Fenomena Egg Freezing Akibat Resesi Seks
Akibat adanya fenomena resesi seks, beberapa negara seperti AS, China, Jepang, Korea Selatan dan Singapura, mengizinkan wanita sehat untuk melakukan egg freezing atau pembekuan sel telur. Dijelaskan oleh dr. Theresia Rina Yunita, seiring bertambahnya usia, kualitas dan jumlah sel telur seorang wanita akan berkurang. Oleh sebab itu, usia ideal untuk hamil yang disarankan adalah usia 20-35 tahun.
“Wanita yang berusia di atas 35 tahun dikhawatirkan memiliki kualitas dan jumlah sel telur yang sudah menurun.

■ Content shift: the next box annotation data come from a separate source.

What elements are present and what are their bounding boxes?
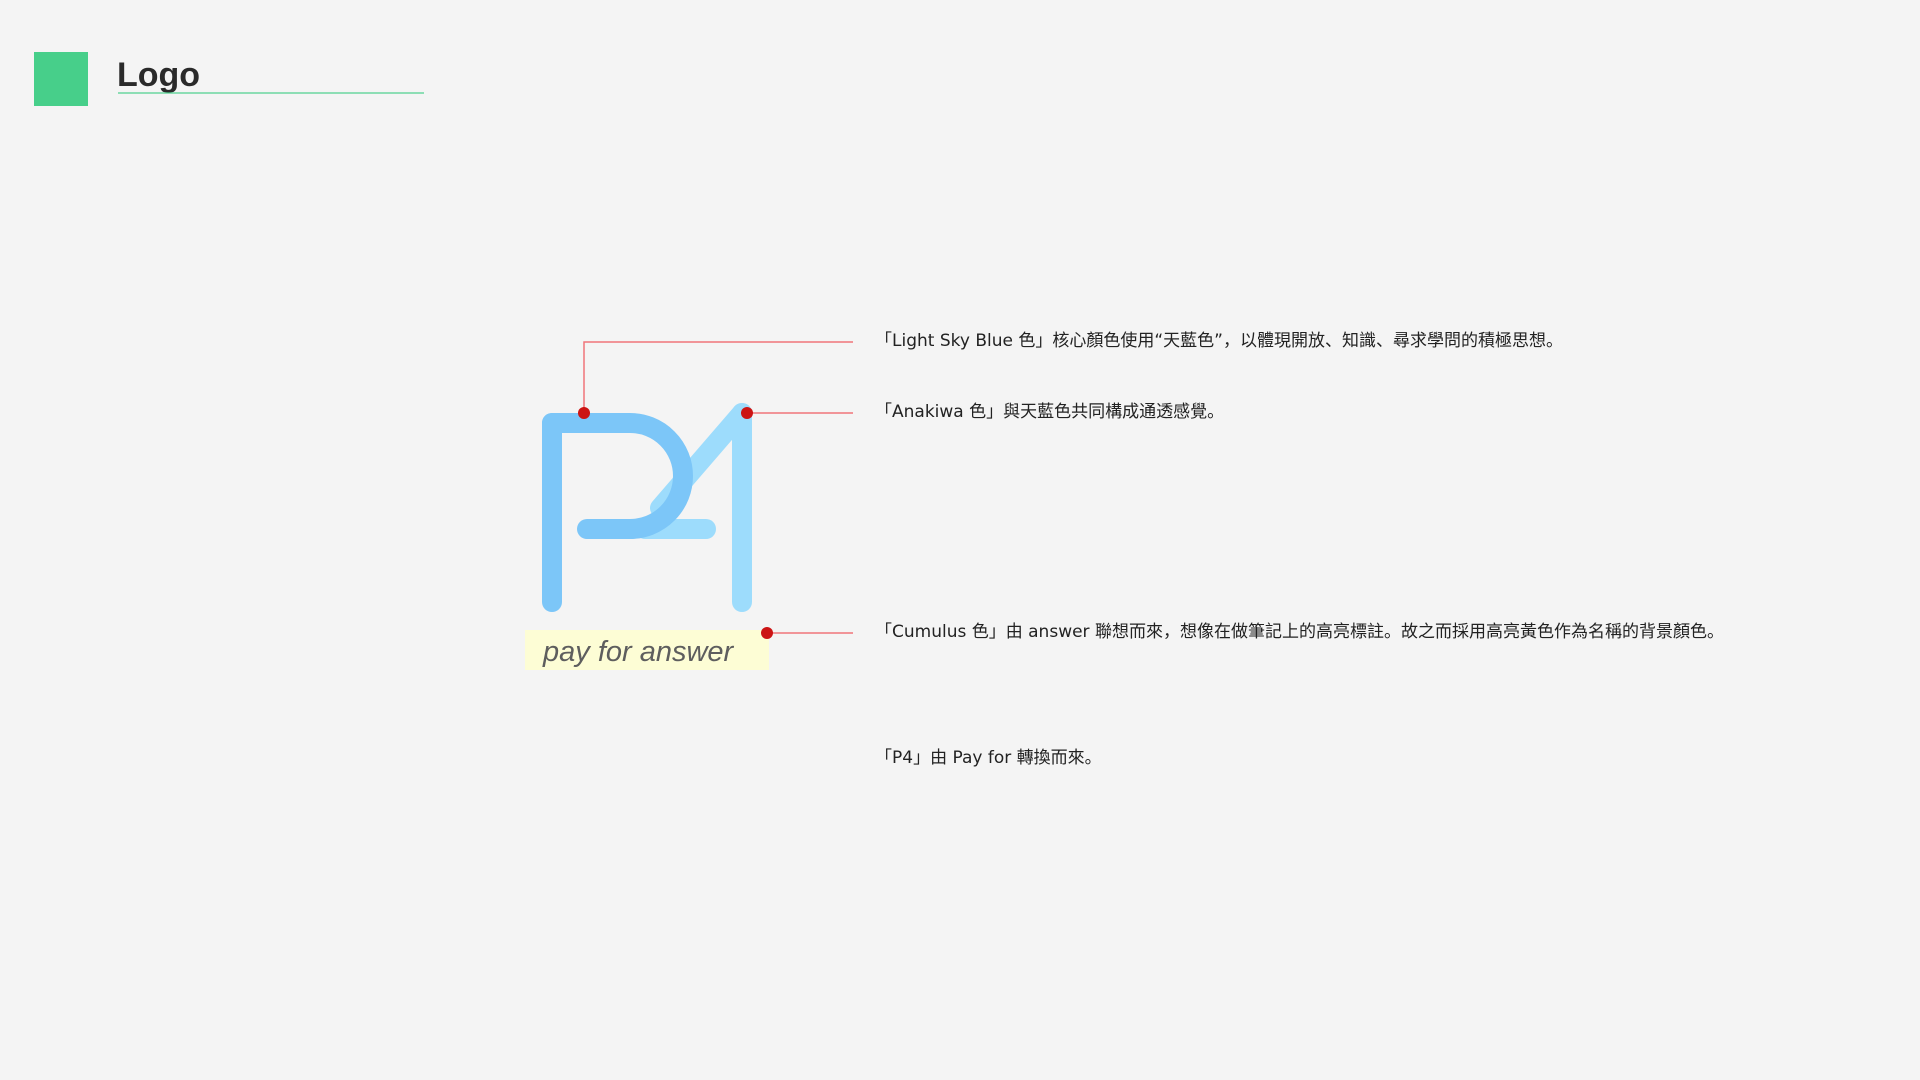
logo-p-bowl bbox=[542, 413, 693, 539]
leader-dot-cumulus bbox=[761, 627, 773, 639]
annotation-light-sky-blue: 「Light Sky Blue 色」核心顏色使用“天藍色”，以體現開放、知識、尋… bbox=[875, 331, 1563, 351]
leader-line-light-sky-blue bbox=[583, 341, 853, 413]
annotation-anakiwa: 「Anakiwa 色」與天藍色共同構成通透感覺。 bbox=[875, 402, 1225, 422]
logo-tagline: pay for answer bbox=[542, 636, 735, 668]
annotation-cumulus: 「Cumulus 色」由 answer 聯想而來，想像在做筆記上的高亮標註。故之… bbox=[875, 622, 1724, 642]
annotation-p4-origin: 「P4」由 Pay for 轉換而來。 bbox=[875, 748, 1102, 768]
p4-logo-mark bbox=[542, 403, 752, 612]
leader-dot-light-sky-blue bbox=[578, 407, 590, 419]
leader-dot-anakiwa bbox=[741, 407, 753, 419]
logo-diagram: pay for answer bbox=[525, 341, 853, 670]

Ini akan meningkatkan risiko sulit hamil dan kelahiran anak dengan cacat bawaan,” jelas dr. Theresia.
Untuk mencegah hal tersebut, beberapa negara akhirnya mengizinkan wanita sehat melakukan pembekuan sel telur. Sebelumnya, egg freezing hanya dilakukan untuk wanita dengan kondisi medis tertentu, seperti sedang menjalani kemoterapi.
Pembekuan sel telur ini bertujuan agar wanita yang belum menikah di usia dewasa, tetap dapat hamil dan memiliki anak. Pembekuan sel telur pun dapat mempertahankan kesuburan wanita.
“Sel telur yang telah matang diambil dan dibekukan kemudian disimpan hingga jangka waktu tertentu. Sel telur ini nantinya dapat digunakan ketika wanita tersebut sudah siap untuk hamil dan memiliki anak,” tambah dr. Theresia.